Reason 6: Americans pay far more for prescription drugs than people in other wealthy nations
There are no price limits on prescription drugs, and Americans pay more for these life-saving medications than residents of other wealthy nations.
U.S prescription drug prices run more than 2.5 times those in 32 comparable countries, according to a 2023 HHS report…. Novo Nordisk charged $969 a month for Ozempic in the U.S. ‒ while the same drug costs $155 in Canada, $122 in Denmark, and $59 in Germany, according to a document submitted by Sanders.
[My comment: Yes, this disparity irks me greatly].
Reason 7: Private Equity
Wall Street investors who control private equity firms have taken over hospitals and large doctors practices, with the primary goal of making a profit. The role of these private equity investors has drawn increased scrutiny from government regulators and elected officials.
One example is the high-profile bankruptcy of Steward Health Care, which formed in 2010 when a private equity firm, acquired a financially struggling nonprofit hospital chain from the Archdiocese of Boston.
… Private equity investors also have targeted specialty practices in certain states and metro regions.

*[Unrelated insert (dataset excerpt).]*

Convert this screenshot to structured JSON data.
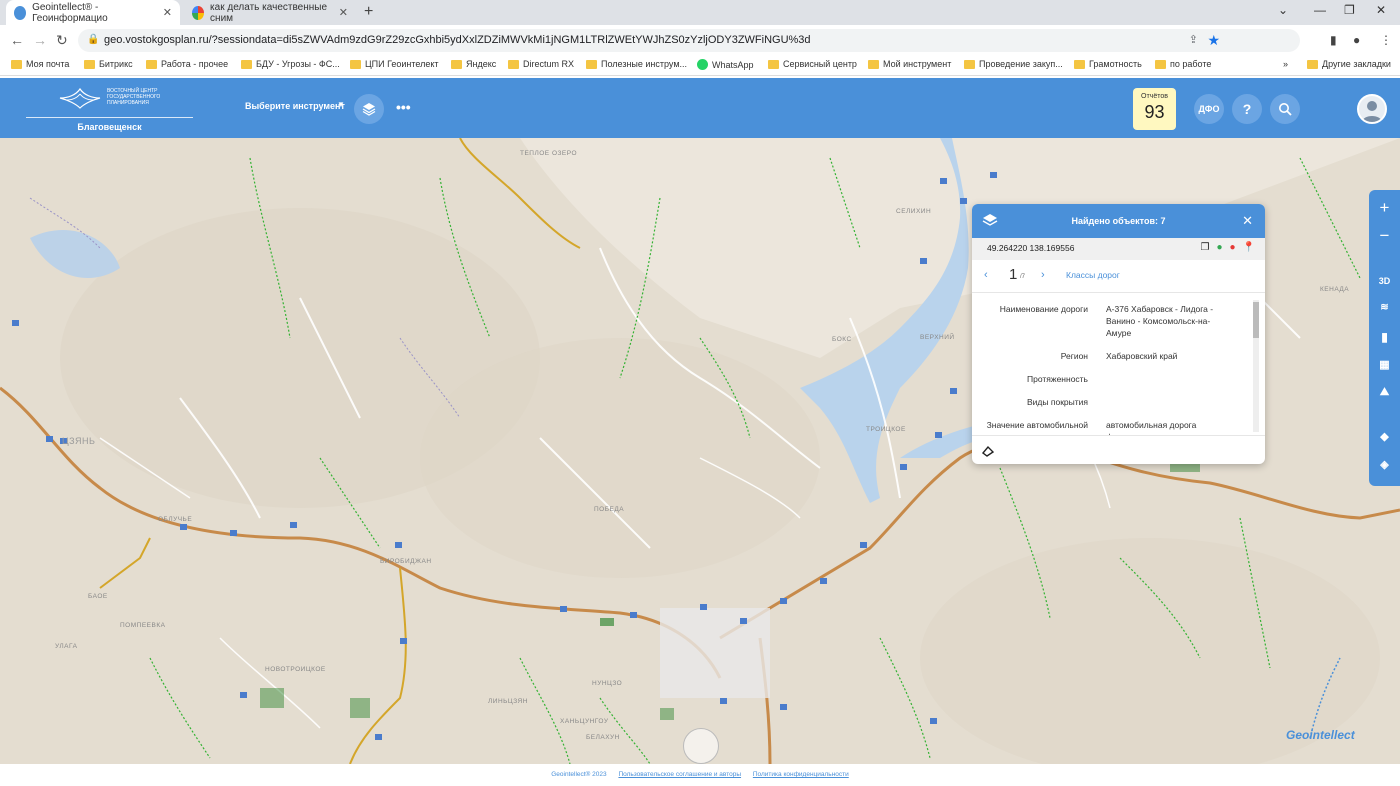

Last year, the Federal Trade Commission sued U.S. Anesthesia Partners over its serial acquisition of practices in Texas, alleging these deals violated antitrust laws and inflated prices for patients. …FTC Chair Lina Khan has argued such rapid acquisitions allowed the doctors and private equity investors to raise prices for anesthesia services and collect “tens of millions of extra dollars for these executives at the expense of Texas patients and businesses.”
[ This also concerns me. That anesthesia monopoly should never have been allowed, in my opinion. The reason the PE firm paid to acquire all those individual practices was so that they could raise prices while minimizing services. Duh. That is the PE gamebook. When they do a corporate takeover, they nearly always fire employees and raise prices on products, to goose profits. This would not be a problem if the business were, say, selling pet rocks, but healthcare is different.
In many metro areas now, nearly all healthcare providers (even if they seem to retain their private practices) have become part of one or two mega conglomerates that cover the area. I feel fortunate because at least on of the mega conglomerates in my area is a high-quality non-profit, but I pity those whose only choice is between two for-profits.]
Final comments: I think another factor here is in our private enterprise system, it is so costly to become a doctor that they have to charge relatively high fees to compensate. This leads to a system where there are layers and layers of admins and nurses to shield you from actually seeing the doctor. As an example, I sliced my finger a couple of years ago, and went to an urgent care facility. There was an admin at the desk who took down my insurance info and relayed my condition to the back. Some time later, an aide took me back and weighed me and took my blood pressure. I think a nurse swung by as well. Finally, The Doctor Himself sailed in, to actually patch me up. And of course there were layers of administrative paperwork between me, the care facility, and my insurance company, to settle all the charges.
In contrast, a friend told me that when he broke his arm in the UK, he went to the local clinic, which was staffed by a doctor, and no one else. The doc set his arm, charged him some nominal fee, and sent him on his way.
There are other factors, I’m sure, such as the unhealthy lifestyle choices of many Americans. Think: obesity and opioids, among others. I suspect that is to blame for the poorer health outcomes in this country, more than the healthcare system.
In favor of the current U.S. system, although we pay much more, I think we do get something in return. It seems that with a good health plan, the availability of procedures is better in the U.S. than in many other countries, though I am open to correction on that.